Nos três casos, Ava Guarani, Guarani Kaiowá e Kaingang, houve incêndio criminoso nas áreas ocupadas pelos indígenas.
“Os agressores atearam fogo em malocas e nas matas do entorno. Outro ponto em comum é que nos três casos os ataques ocorreram horas após a saída de representantes do Ministério dos Povos Indígenas (MPI) das áreas e com a presença de agrupamentos da Força Nacional deslocados pelo governo federal às regiões”, diz o Cimi.
De acordo com informações do Cimi, as famílias foram expulsas da retomada durante o ataque. “Apesar das comitivas do MPI e das tentativas de negociação com proprietários rurais e políticos locais para a interrupção das hostilidades, não houve ainda a presença de um aparato mais sólido do Estado em busca de soluções reais – e até mesmo a ida às regiões de autoridades públicas com peso político. A atuação da Força Nacional é criticada”, afirma o Cimi.
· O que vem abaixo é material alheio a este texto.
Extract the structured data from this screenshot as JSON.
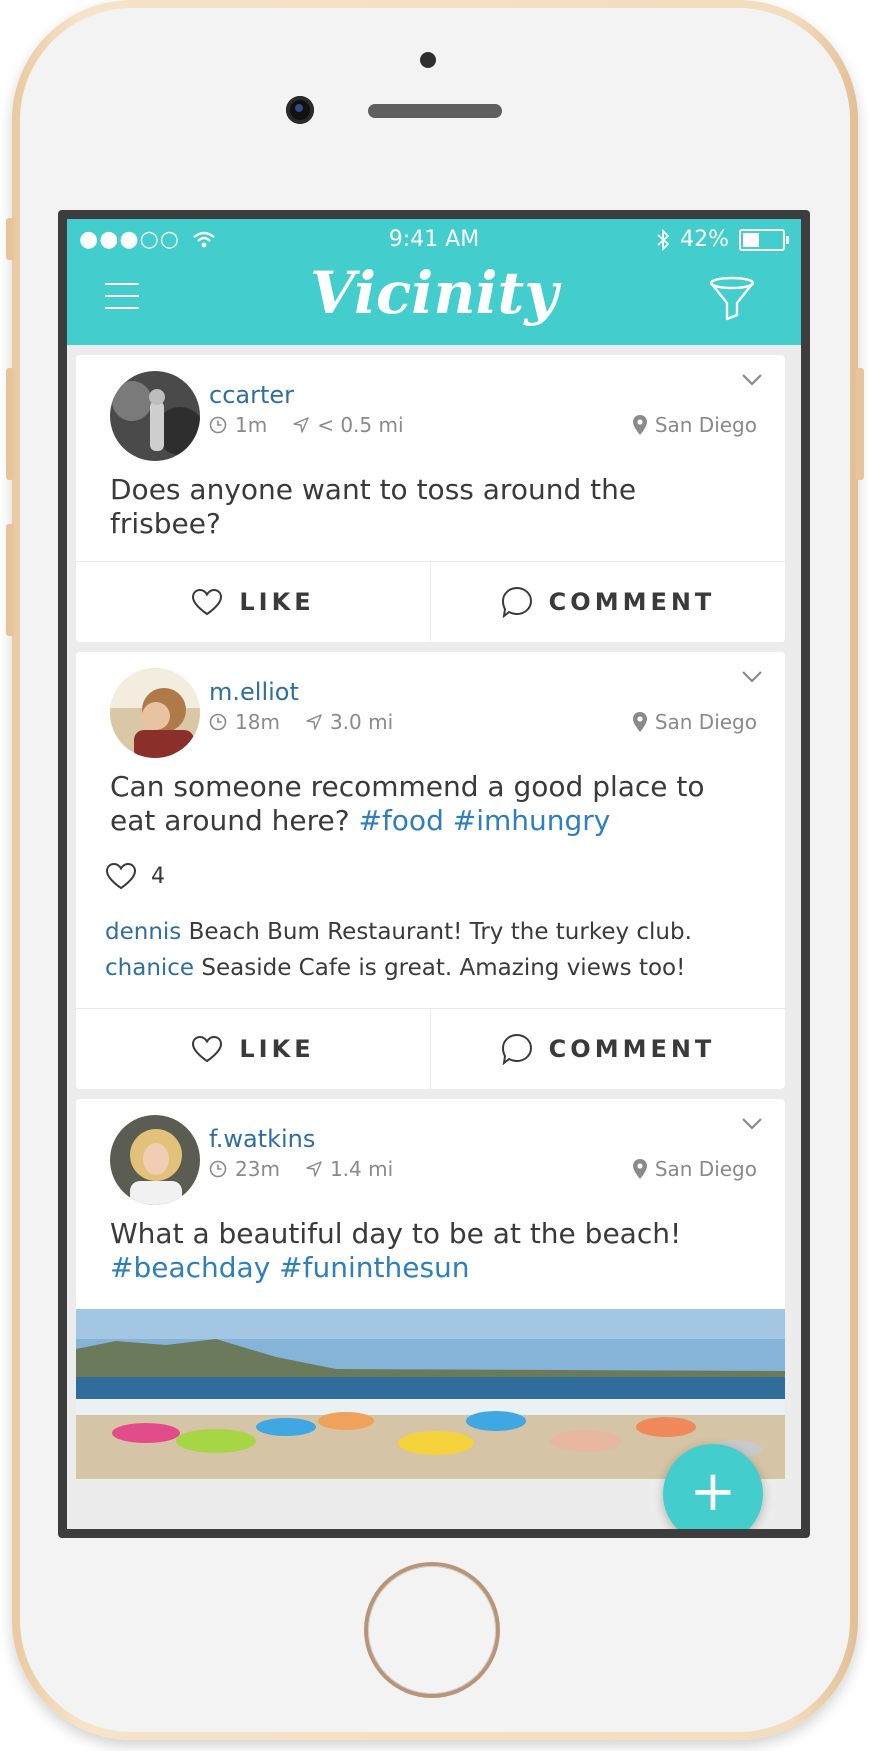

Na terça-feira (23), o juiz federal João Paulo Nery dos Passos Martins, da 2ª Vara Federal de Umuarama – o mesmo que, na última sexta-feira (19), autorizou a reintegração de posse de áreas rurais que grupos Avá Guarani ocuparam a fim de cobrar a conclusão do processo demarcatório do território já delimitado pela Fundação Nacional do Índio (Funai) e em disputa na Justiça desde 2018 – tomou novas medidas.
A Justiça Federal no Paraná determinou, ainda, que a Funai se abstenha de entregar lonas, madeiramento, ferramentas e outros materiais que possam ser usados para construção de abrigos/moradias às comunidades indígenas que ocuparam imóveis rurais das cidades de Guaíra e Terra Roxa, no oeste paranaense. De acordo com a Agência Brasil, a Fundação Nacional do Índio deve recorrer da decisão.
Na decisão, o juiz federal afirma: “Em que pese a missão institucional da Funai de prestar assistência às comunidades indígenas e garantir o mínimo existencial, é necessário observar que a fundação, que inclusive integra o polo passivo, e os demais órgãos públicos que atuam no litígio têm o dever de colaborar com a execução das decisões judiciais e, em especial, estimular o cumprimento voluntário como forma de prevenir a desocupação forçada e os possíveis conflitos daí decorrentes”.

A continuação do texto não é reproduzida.